When he asked for a personal trainer, Hawthorne said they couldn’t look him in the eye. He was frustrated. He had finally made an effort, but every time he asked for help, he was denied.
That’s until he met Thomas Burge, Hagerstown Community College’s Fitness Center coordinator, who turned what he thought was complex — losing weight — into smaller attainable goals.
Burge asked Hawthorne why he wanted to lose weight.
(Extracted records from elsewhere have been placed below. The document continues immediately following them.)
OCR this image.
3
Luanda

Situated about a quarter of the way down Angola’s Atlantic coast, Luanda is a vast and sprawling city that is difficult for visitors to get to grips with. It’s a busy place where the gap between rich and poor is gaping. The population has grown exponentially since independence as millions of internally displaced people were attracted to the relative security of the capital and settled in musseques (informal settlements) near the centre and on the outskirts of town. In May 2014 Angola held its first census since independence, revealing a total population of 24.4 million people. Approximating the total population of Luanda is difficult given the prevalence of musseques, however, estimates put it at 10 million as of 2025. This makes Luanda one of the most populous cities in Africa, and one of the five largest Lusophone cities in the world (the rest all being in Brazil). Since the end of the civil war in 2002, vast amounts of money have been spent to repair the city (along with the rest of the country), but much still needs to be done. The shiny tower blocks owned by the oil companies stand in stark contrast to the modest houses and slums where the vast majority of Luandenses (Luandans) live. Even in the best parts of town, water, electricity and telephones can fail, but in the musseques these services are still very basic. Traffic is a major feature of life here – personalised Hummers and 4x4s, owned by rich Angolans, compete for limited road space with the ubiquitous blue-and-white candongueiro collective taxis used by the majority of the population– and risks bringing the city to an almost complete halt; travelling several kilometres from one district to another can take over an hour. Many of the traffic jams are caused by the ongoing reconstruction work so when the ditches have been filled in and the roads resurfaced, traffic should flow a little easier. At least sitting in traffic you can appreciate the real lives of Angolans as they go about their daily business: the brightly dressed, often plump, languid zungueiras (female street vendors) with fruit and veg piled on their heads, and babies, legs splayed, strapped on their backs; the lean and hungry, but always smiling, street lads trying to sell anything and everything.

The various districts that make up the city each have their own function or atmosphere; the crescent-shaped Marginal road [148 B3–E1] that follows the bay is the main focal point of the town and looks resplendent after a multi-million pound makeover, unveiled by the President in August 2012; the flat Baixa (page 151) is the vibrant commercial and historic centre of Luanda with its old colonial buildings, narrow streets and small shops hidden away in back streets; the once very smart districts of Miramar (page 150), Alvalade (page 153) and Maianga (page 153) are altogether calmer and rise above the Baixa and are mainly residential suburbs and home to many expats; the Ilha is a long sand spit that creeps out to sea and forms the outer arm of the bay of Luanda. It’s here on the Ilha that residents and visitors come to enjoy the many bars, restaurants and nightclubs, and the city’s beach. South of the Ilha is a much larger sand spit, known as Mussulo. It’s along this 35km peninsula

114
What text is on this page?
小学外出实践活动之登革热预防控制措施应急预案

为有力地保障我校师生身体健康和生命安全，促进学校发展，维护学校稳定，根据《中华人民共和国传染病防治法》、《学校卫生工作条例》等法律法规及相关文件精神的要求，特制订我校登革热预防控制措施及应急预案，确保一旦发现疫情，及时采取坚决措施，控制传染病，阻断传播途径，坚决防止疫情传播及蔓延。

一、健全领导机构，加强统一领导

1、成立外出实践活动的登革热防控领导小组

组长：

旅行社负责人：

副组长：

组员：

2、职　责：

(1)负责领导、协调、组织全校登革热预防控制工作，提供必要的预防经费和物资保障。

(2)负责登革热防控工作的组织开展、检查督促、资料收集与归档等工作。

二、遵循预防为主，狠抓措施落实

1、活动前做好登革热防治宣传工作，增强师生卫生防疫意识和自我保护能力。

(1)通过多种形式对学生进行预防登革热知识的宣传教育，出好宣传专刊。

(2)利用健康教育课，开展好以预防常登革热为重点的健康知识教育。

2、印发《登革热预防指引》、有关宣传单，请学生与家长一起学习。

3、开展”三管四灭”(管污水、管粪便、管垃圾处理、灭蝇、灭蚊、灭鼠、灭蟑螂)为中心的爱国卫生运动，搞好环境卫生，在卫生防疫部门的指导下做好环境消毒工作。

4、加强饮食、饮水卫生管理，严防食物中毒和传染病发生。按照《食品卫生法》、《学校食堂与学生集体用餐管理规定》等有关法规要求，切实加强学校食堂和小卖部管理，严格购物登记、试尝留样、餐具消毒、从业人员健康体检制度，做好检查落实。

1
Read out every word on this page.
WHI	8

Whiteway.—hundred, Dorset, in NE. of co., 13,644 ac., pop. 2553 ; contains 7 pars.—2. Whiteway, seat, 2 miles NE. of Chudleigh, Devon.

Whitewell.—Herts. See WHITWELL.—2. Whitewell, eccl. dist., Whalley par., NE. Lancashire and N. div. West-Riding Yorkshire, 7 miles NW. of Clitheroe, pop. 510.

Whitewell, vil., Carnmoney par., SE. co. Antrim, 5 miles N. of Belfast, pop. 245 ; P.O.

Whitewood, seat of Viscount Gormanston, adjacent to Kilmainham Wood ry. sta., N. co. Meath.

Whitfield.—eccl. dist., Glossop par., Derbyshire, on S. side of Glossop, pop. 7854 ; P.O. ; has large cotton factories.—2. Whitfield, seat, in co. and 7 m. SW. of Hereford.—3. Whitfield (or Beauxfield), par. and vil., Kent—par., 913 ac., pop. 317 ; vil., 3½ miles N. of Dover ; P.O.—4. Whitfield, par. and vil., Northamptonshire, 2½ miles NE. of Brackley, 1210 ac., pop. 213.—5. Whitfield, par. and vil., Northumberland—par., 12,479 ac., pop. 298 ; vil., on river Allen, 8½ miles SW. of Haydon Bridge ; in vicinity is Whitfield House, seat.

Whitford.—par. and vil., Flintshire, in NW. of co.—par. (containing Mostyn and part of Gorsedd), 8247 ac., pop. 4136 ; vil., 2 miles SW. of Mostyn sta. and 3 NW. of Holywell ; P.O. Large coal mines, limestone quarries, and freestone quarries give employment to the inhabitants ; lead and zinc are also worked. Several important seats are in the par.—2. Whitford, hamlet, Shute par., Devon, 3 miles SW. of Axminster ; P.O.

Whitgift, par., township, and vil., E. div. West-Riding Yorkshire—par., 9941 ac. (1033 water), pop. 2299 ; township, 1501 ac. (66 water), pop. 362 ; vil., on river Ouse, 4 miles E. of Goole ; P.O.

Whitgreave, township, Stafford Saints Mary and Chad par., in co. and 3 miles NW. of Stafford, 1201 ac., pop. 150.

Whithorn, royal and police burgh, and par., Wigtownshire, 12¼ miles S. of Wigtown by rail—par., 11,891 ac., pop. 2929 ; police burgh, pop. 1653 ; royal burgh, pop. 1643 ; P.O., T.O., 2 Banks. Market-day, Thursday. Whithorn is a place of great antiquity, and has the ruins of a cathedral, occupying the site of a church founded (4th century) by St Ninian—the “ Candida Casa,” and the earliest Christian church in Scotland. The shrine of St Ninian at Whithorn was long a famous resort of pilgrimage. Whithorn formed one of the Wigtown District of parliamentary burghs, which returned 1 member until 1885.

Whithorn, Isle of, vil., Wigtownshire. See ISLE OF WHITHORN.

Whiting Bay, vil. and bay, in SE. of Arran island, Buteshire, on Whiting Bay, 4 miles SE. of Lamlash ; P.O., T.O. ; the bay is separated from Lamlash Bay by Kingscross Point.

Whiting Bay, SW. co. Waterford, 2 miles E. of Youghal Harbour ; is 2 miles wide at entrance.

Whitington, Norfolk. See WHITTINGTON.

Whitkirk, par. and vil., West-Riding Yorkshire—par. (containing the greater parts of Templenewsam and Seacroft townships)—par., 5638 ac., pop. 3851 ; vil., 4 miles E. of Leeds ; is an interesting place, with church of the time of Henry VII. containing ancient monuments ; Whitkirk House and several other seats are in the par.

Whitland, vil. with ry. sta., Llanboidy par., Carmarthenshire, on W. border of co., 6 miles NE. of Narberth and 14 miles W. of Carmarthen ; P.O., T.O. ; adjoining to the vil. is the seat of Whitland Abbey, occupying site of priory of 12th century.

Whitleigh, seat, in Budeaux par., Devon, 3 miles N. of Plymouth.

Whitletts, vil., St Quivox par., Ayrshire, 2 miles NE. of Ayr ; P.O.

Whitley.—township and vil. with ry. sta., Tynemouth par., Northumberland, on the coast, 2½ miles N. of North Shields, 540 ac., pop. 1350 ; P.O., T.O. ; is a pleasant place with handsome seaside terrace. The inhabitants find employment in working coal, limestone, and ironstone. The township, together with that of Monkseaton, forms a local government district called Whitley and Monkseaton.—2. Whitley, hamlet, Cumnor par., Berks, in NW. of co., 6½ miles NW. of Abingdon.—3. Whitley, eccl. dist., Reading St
Hawthorne answered with “I don’t want to die.”
They worked out, slowly at first, then added more exercises to his routine and Hawthorne saw the results. “A few months into my journey, I realized I had lost a significant amount of weight because I could put my hands between my belly and the steering wheel,” he said.
It didn’t happen overnight. In fact, it took him three years to lose 365 pounds, which for the most part he has been able to keep off.
But that ankle injury reared its ugly head, and two years ago Hawthorne had to have surgery. “For eight months, I couldn’t even walk on it,” he said.
And with that, some of the pounds have packed back on as his mobility has been limited. It was hard to accept and a bruise to his ego, especially, he said, because he had been featured in local media touting his weight loss journey.
Hawthorne, though, is not letting that negativity into his thinking and is showing others that there are setbacks when it comes to not only losing weight but maintaining the weight loss.
“I’m trying to get more weight off again because I’ve not completed this journey, which I will complete,” he said.
Looking toward the future
Hawthorne now lives in Winchester, Va., and ended up breaking into radio. He hosts a show “Blue Suede Connection” on 1330 AM, 97.7 FM, and 104.1 FM. His co-host Patricia Garber also happens to be the new love in his life. She was already an author before she co-authored his journey in “Man in the Mirror.”
As for his health, Hawthorne has promised himself to get back on track. And he wants to show others who are struggling that even after missteps it’s OK to pick yourself up and start again. “We have to believe in ourselves that we are capable of doing great things if we really try,” he said.